Susan Geroge @ Rachana Rahul, Suthan Bathery Taluk Vs. Rahul Padman, Wayanad District - Court Judgment

SooperKanoon Citationsooperkanoon.com/947193
CourtKerala High Court
Decided OnOct-28-2011
Case NumberMat. Appeal No. 122 of 2010
Judge THOTTATHIL B. RADHAKRISHNAN & C.T. RAVIKUMAR
AppellantSusan Geroge @ Rachana Rahul, Suthan Bathery Taluk
RespondentRahul Padman, Wayanad District
Excerpt:
family courts act - hindu marriage act - section 13b - indian evidence act - appellant /respondent seeking divorce on mutual consent and pleaded that his wife was a christian but converted to hinduism and later marriage was conducted following hindu religious rites and certificate was issued being a joint application for divorce and stated marriage and irretrievable break down of relationship - court did not put any question to the witnesses - application dismissed – hence thia appeal by the wife.thottathil b. radhakrishnan 1. the appellant and the respondent filed an application under section 13b of the hindu marriage act, 1955 seeking divorce on mutual consent. they pleaded in their application that the wife was a christian but converted to hinduism and later, the marriage was conducted following hindu religious rites and ext.p1 certificate was issued. 2. being a joint application for divorce, obviously, there was no opposition by pleadings. 3. when the wife mounted the box and gave evidence, she stated about the marriage and the irretrievable break down of the relationship. she also spoke of the relevant materials to come to the conclusion that the application is not a collusive one. the husband was also examined. the court did not put any question to the witnesses. nor were.....
Judgment:

THOTTATHIL B. RADHAKRISHNAN

1. The appellant and the respondent filed an application under Section 13B of the Hindu Marriage Act, 1955 seeking divorce on mutual consent. They pleaded in their application that the wife was a Christian but converted to Hinduism and later, the marriage was conducted following Hindu religious rites and Ext.P1 certificate was issued.

2. Being a joint application for divorce, obviously, there was no opposition by pleadings.

3. When the wife mounted the box and gave evidence, she stated about the marriage and the irretrievable break down of the relationship. She also spoke of the relevant materials to come to the conclusion that the application is not a collusive one. The husband was also examined. The court did not put any question to the witnesses. Nor were they required to clarify any issue further.

4. However, the impugned judgment has been issued by saying that in the description of the wife at the top of the paper on which her deposition is recorded, she is shown as a Christian/Jacobite. According to the court below, that endorsement was made by the woman herself and therefore, such material is sufficient to hold that she was a Christian at the time of marriage and hence, the marriage itself was void and as a consequence, no application under Section 13B of the Hindu Marriage Act could lie. The application was dismissed. Hence this appeal by the wife. The husband has entered appearance through counsel.

5. For one thing, the court below was only exposing the irregularity in its proceedings and the manner in which the officers of that court are working. It is not for the witnesses to scribble on the columns required to be filled up to register the identity of a witness who is examined in court. That is duty of the person who administers the oath. One UDC is shown as the clerk who administered the oath and it was his bounden duty that the requisite entries and endorsements are made by ascertaining and filling up of relevant details. It is not for the witness to make such entry or endorsement. At any rate, the court cannot put the blame on the party for any entry in that regard.

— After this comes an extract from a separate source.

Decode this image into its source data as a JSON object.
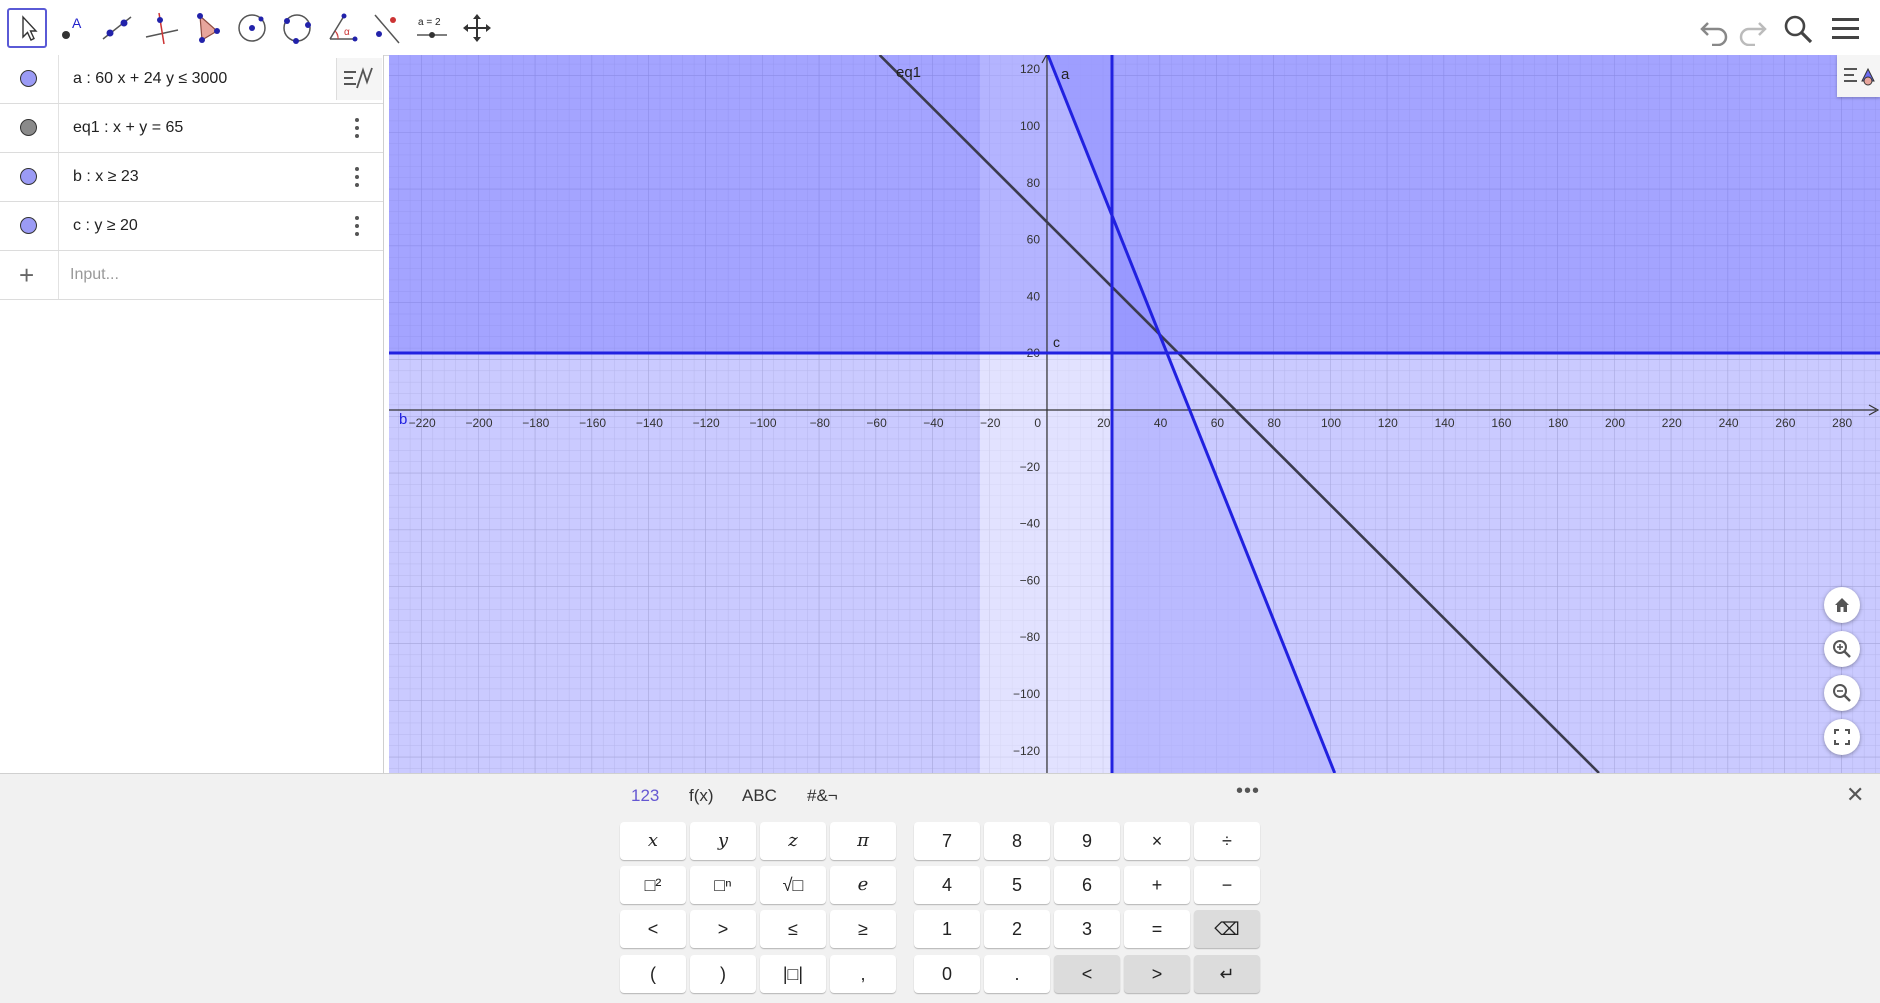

6. That apart, the recording of the name, father’s name, age, religion, community, avocation etc. at the top of the paper on which deposition is recorded is not part of evidence in terms of the Evidence Act. Therefore, the materials available among those endorsements may not be utilized as evidence against the party, though such relevant materials can also be asked during the examination after the oath is administered and made part of oral evidence which is primary evidence.

7. The Evidence Act does not apply in full vigour to proceedings in the family court. The purpose of such exemption and exclusions of the vigour of the rules of evidence is only to attain the basic objectives sought to be achieved by the Family Courts Act, that is to say, to bring harmony and probably negotiated settlement of family litigations. At any rate, it is not intended to stultify the parties on terms which they would never have visualized. A realistic approach by the courts is the first thing to be ensured while handling issues relating to a family, which, unfortunately, becomes a brittle unit. We do not find any rationale to sustain the impugned decree.

8. In the result, the impugned order in O.P.57/09 is vacated and this appeal is allowed dissolving the marriage between the petitioners in that O.P., solemnized on 11.4.2004 with effect from today.

9. On our query, learned counsel for the appellant says that matters relating to the child have been settled between the couple. He says that the child is with the mother and the father says that he will not raise any claim regarding the child. The focus of consideration ought to be the rights and claims that the child would have against both the parents. We, therefore, clarify that this judgment will not stand in the way of the rights of the child as against the parties to this appeal, in accordance with law.